Given the Federal Reserve’s continued emphasis on buying up bonds, a Bloomberg survey of economists suggests that bond buying will hit $1.14 trillion by the time the Fed’s program ends in Q1 2014.
Fed Chairman Ben Bernanke intends to continue the Fed’s stratagem of buying $40 million per month in mortgage bonds and $45 billion per month of Treasuries.
“To get to the point where Bernanke would be comfortable letting up, you have to have a good solid string of economic reports that you’re just not going to get” this year, said Eric Green, global head of rates and FX research at TD Securities Inc. in New York and a former New York Fed economist.
Today, the Federal Open Market Committee is set to meet and it is expected that the asset buying program will be reaffirmed.
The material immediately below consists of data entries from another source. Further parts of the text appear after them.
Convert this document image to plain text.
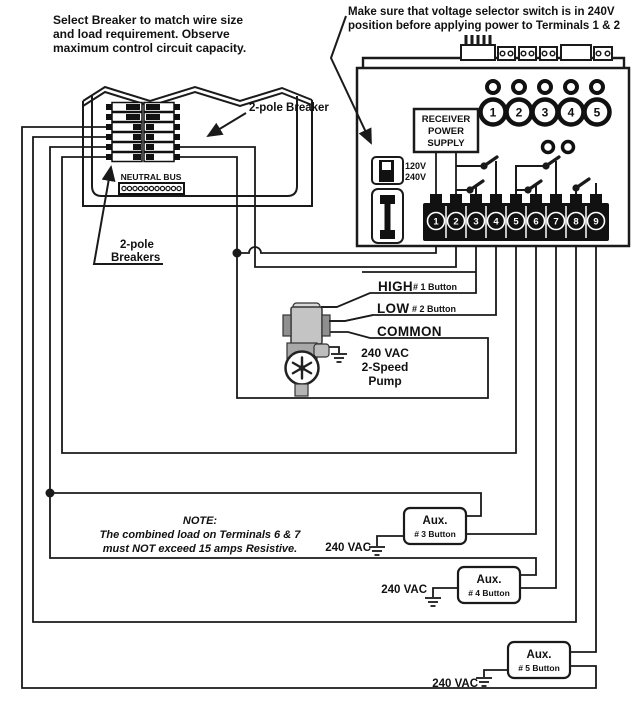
NEUTRAL BUS
1 2 3 4 5
RECEIVER
POWER
SUPPLY
120V
240V
1 2 3 4 5 6 7 8 9
Aux.
# 3 Button
240 VAC
Aux.
# 4 Button
240 VAC
Aux.
# 5 Button
240 VAC
Select Breaker to match wire size
and load requirement. Observe
maximum control circuit capacity.
Make sure that voltage selector switch is in 240V
position before applying power to Terminals 1 & 2
2-pole Breaker
2-pole
Breakers
HIGH # 1 Button
LOW # 2 Button
COMMON
240 VAC
2-Speed
Pump
NOTE:
The combined load on Terminals 6 & 7
must NOT exceed 15 amps Resistive.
The economist survey indicated a gap between the FOMC’s projected growth rate of 2.3-3 percent and the economists’ own median projection of 2 percent.
Since the Fed has explicitly linked its bond buying program to national unemployment numbers, there needs to be a significant improvement across the labor market before the Fed can even consider ending the program. The survey, however, didn’t show much faith in the power of asset purchases to ease the nation’s 7.8 percent unemployment.
Overall, last year saw 1.8 million jobs added to the economy, and the survey suggests that economists believe quantitative easing could add just about 250,000 jobs over this year.